The Bank of Ghana (BoG) incurred an operating loss of GH¢9.49 billion in 2024, driven largely by the high cost of open market operations (OMO) aimed at stabilising the economy.
According to the central bank’s 2024 annual report, OMO costs reached GH¢8.6 billion, up slightly from GH¢8.37 billion in 2023. These operations were designed to absorb excess liquidity in a bid to curb inflation and reinforce macroeconomic stability. In total, BoG sterilised GH¢134 billion in liquidity during the year—equivalent to 1.7% of GDP.
Despite this effort, the sterilisation intensity was lower than in 2023, when liquidity absorption hit 3% of GDP. The decline reflects a more measured tightening approach following significant disinflation in 2023, which saw inflation fall from a peak of 54.1% to 23.2%. In 2024, inflation remained high but stable, fluctuating between 23% and 25%.
The OMO operations were supplemented in early 2025 by intensified liquidity control. In the first quarter alone, BoG absorbed GH¢15.5 billion in February, GH¢21.6 billion in March, and GH¢33.3 billion in April—a record monthly figure. These were supported by new tools, including a 273-day sterilisation bill and a revised cash reserve ratio framework.
While these tools helped stabilise the economy, they came at a steep cost. As of December 31, 2024, BoG's balance sheet showed total assets of GH¢215.06 billion against liabilities of GH¢276.38 billion, leaving a negative equity position of GH¢61.32 billion—slightly improved from the GH¢65.34 billion shortfall in 2023.

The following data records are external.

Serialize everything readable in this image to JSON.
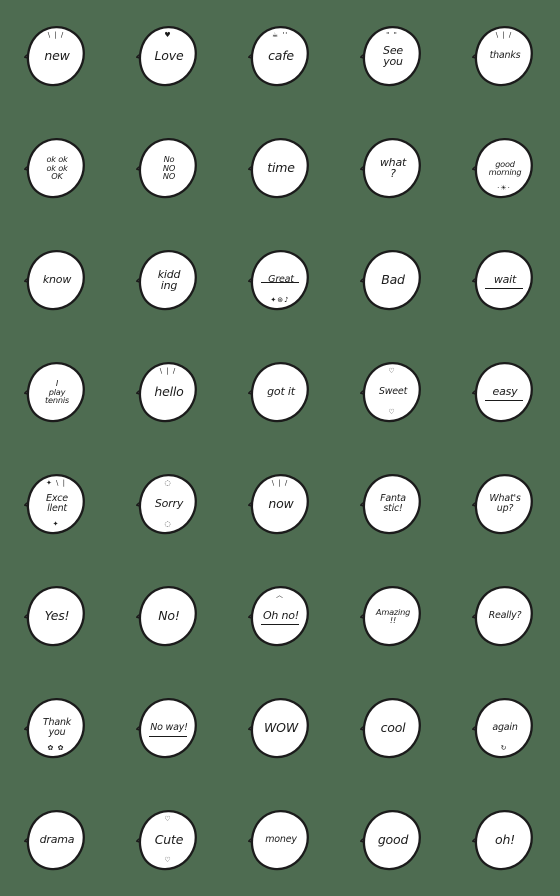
{
  "page": {
    "title": "Emoji sticker pack preview",
    "background_color": "#4e6c51",
    "bubble_fill": "#ffffff",
    "bubble_stroke": "#1b1b1b",
    "columns": 5,
    "rows": 8
  },
  "stickers": [
    {
      "id": "new",
      "text": "new",
      "lines": [
        "new"
      ],
      "size": "sz-1",
      "deco_top": "\\ | /",
      "deco_bottom": ""
    },
    {
      "id": "love",
      "text": "Love",
      "lines": [
        "Love"
      ],
      "size": "sz-1",
      "deco_top": "♥",
      "deco_bottom": ""
    },
    {
      "id": "cafe",
      "text": "cafe",
      "lines": [
        "cafe"
      ],
      "size": "sz-1",
      "deco_top": "☕ ''",
      "deco_bottom": ""
    },
    {
      "id": "see-you",
      "text": "See you",
      "lines": [
        "See",
        "you"
      ],
      "size": "sz-2",
      "deco_top": "\" \"",
      "deco_bottom": ""
    },
    {
      "id": "thanks",
      "text": "thanks",
      "lines": [
        "thanks"
      ],
      "size": "sz-3",
      "deco_top": "\\ | /",
      "deco_bottom": ""
    },
    {
      "id": "ok-ok-ok",
      "text": "ok ok ok ok OK",
      "lines": [
        "ok ok",
        "ok ok",
        "OK"
      ],
      "size": "sz-4",
      "deco_top": "",
      "deco_bottom": ""
    },
    {
      "id": "no-no-no",
      "text": "No NO NO",
      "lines": [
        "No",
        "NO",
        "NO"
      ],
      "size": "sz-4",
      "deco_top": "",
      "deco_bottom": ""
    },
    {
      "id": "time",
      "text": "time",
      "lines": [
        "time"
      ],
      "size": "sz-1",
      "deco_top": "",
      "deco_bottom": ""
    },
    {
      "id": "what",
      "text": "what ?",
      "lines": [
        "what",
        "?"
      ],
      "size": "sz-2",
      "deco_top": "",
      "deco_bottom": ""
    },
    {
      "id": "good-morning",
      "text": "good morning",
      "lines": [
        "good",
        "morning"
      ],
      "size": "sz-4",
      "deco_top": "",
      "deco_bottom": "·☀·"
    },
    {
      "id": "know",
      "text": "know",
      "lines": [
        "know"
      ],
      "size": "sz-2",
      "deco_top": "",
      "deco_bottom": ""
    },
    {
      "id": "kidding",
      "text": "kidding",
      "lines": [
        "kidd",
        "ing"
      ],
      "size": "sz-2",
      "deco_top": "",
      "deco_bottom": ""
    },
    {
      "id": "great",
      "text": "Great",
      "lines": [
        "Great"
      ],
      "size": "sz-3",
      "deco_top": "",
      "deco_bottom": "✦⊛♪"
    },
    {
      "id": "bad",
      "text": "Bad",
      "lines": [
        "Bad"
      ],
      "size": "sz-1",
      "deco_top": "",
      "deco_bottom": ""
    },
    {
      "id": "wait",
      "text": "wait",
      "lines": [
        "wait"
      ],
      "size": "sz-2",
      "deco_top": "",
      "deco_bottom": ""
    },
    {
      "id": "i-play-tennis",
      "text": "I play tennis",
      "lines": [
        "I",
        "play",
        "tennis"
      ],
      "size": "sz-4",
      "deco_top": "",
      "deco_bottom": ""
    },
    {
      "id": "hello",
      "text": "hello",
      "lines": [
        "hello"
      ],
      "size": "sz-1",
      "deco_top": "\\ | /",
      "deco_bottom": ""
    },
    {
      "id": "got-it",
      "text": "got it",
      "lines": [
        "got it"
      ],
      "size": "sz-2",
      "deco_top": "",
      "deco_bottom": ""
    },
    {
      "id": "sweet",
      "text": "Sweet",
      "lines": [
        "Sweet"
      ],
      "size": "sz-3",
      "deco_top": "♡",
      "deco_bottom": "♡"
    },
    {
      "id": "easy",
      "text": "easy",
      "lines": [
        "easy"
      ],
      "size": "sz-2",
      "deco_top": "",
      "deco_bottom": ""
    },
    {
      "id": "excellent",
      "text": "Excellent",
      "lines": [
        "Exce",
        "llent"
      ],
      "size": "sz-3",
      "deco_top": "✦ \\ |",
      "deco_bottom": "✦"
    },
    {
      "id": "sorry",
      "text": "Sorry",
      "lines": [
        "Sorry"
      ],
      "size": "sz-2",
      "deco_top": "◌",
      "deco_bottom": "◌"
    },
    {
      "id": "now",
      "text": "now",
      "lines": [
        "now"
      ],
      "size": "sz-1",
      "deco_top": "\\ | /",
      "deco_bottom": ""
    },
    {
      "id": "fantastic",
      "text": "Fantastic!",
      "lines": [
        "Fanta",
        "stic!"
      ],
      "size": "sz-3",
      "deco_top": "",
      "deco_bottom": ""
    },
    {
      "id": "whats-up",
      "text": "What's up?",
      "lines": [
        "What's",
        "up?"
      ],
      "size": "sz-3",
      "deco_top": "",
      "deco_bottom": ""
    },
    {
      "id": "yes",
      "text": "Yes!",
      "lines": [
        "Yes!"
      ],
      "size": "sz-1",
      "deco_top": "",
      "deco_bottom": ""
    },
    {
      "id": "no",
      "text": "No!",
      "lines": [
        "No!"
      ],
      "size": "sz-1",
      "deco_top": "",
      "deco_bottom": ""
    },
    {
      "id": "oh-no",
      "text": "Oh no!",
      "lines": [
        "Oh no!"
      ],
      "size": "sz-2",
      "deco_top": "︿",
      "deco_bottom": ""
    },
    {
      "id": "amazing",
      "text": "Amazing !!",
      "lines": [
        "Amazing",
        "!!"
      ],
      "size": "sz-4",
      "deco_top": "",
      "deco_bottom": ""
    },
    {
      "id": "really",
      "text": "Really?",
      "lines": [
        "Really?"
      ],
      "size": "sz-3",
      "deco_top": "",
      "deco_bottom": ""
    },
    {
      "id": "thank-you",
      "text": "Thank you",
      "lines": [
        "Thank",
        "you"
      ],
      "size": "sz-3",
      "deco_top": "",
      "deco_bottom": "✿   ✿"
    },
    {
      "id": "no-way",
      "text": "No way!",
      "lines": [
        "No way!"
      ],
      "size": "sz-3",
      "deco_top": "",
      "deco_bottom": ""
    },
    {
      "id": "wow",
      "text": "WOW",
      "lines": [
        "WOW"
      ],
      "size": "sz-1",
      "deco_top": "",
      "deco_bottom": ""
    },
    {
      "id": "cool",
      "text": "cool",
      "lines": [
        "cool"
      ],
      "size": "sz-1",
      "deco_top": "",
      "deco_bottom": ""
    },
    {
      "id": "again",
      "text": "again",
      "lines": [
        "again"
      ],
      "size": "sz-3",
      "deco_top": "",
      "deco_bottom": "↻"
    },
    {
      "id": "drama",
      "text": "drama",
      "lines": [
        "drama"
      ],
      "size": "sz-2",
      "deco_top": "",
      "deco_bottom": ""
    },
    {
      "id": "cute",
      "text": "Cute",
      "lines": [
        "Cute"
      ],
      "size": "sz-1",
      "deco_top": "♡",
      "deco_bottom": "♡"
    },
    {
      "id": "money",
      "text": "money",
      "lines": [
        "money"
      ],
      "size": "sz-3",
      "deco_top": "",
      "deco_bottom": ""
    },
    {
      "id": "good",
      "text": "good",
      "lines": [
        "good"
      ],
      "size": "sz-1",
      "deco_top": "",
      "deco_bottom": ""
    },
    {
      "id": "oh",
      "text": "oh!",
      "lines": [
        "oh!"
      ],
      "size": "sz-1",
      "deco_top": "",
      "deco_bottom": ""
    }
  ],
  "underlined": [
    "great",
    "wait",
    "easy",
    "oh-no",
    "no-way"
  ]
}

Operating income rose to GH¢9.4 billion in 2024, up from GH¢8.71 billion in 2023. This was driven by higher interest income on domestic securities, regulatory fines, and service charges. However, total operating expenses stood at GH¢18.88 billion, down from GH¢21.96 billion the previous year. The reduction was mainly due to reclassifying exchange gains rather than lower monetary policy costs.
A key contributor to the overall loss was the central bank’s involvement in the Gold for Oil (G4O) programme. BoG committed GH¢4.69 billion in seed capital but recorded a loss of GH¢1.82 billion from the programme in 2024 alone. Cumulative losses now exceed GH¢2.1 billion. In March 2025, the board approved BoG’s withdrawal from the initiative.
In response to sustained losses and negative equity, BoG, the Ministry of Finance, and the International Monetary Fund (IMF) signed a Memorandum of Understanding on January 6, 2025. The agreement outlines a plan to recapitalise the central bank while preserving its operational independence.
Despite its financial challenges, BoG’s 2024 financial statements were prepared on a going concern basis. The board affirmed the bank’s policy solvency, meaning it can continue funding its core operations through realised income.
“The Bank will continue to operate efficiently and effectively on a going concern basis and achieve its policy mandates,” the board noted, pointing to expectations of improved macroeconomic conditions, falling inflation, and reduced interest rates.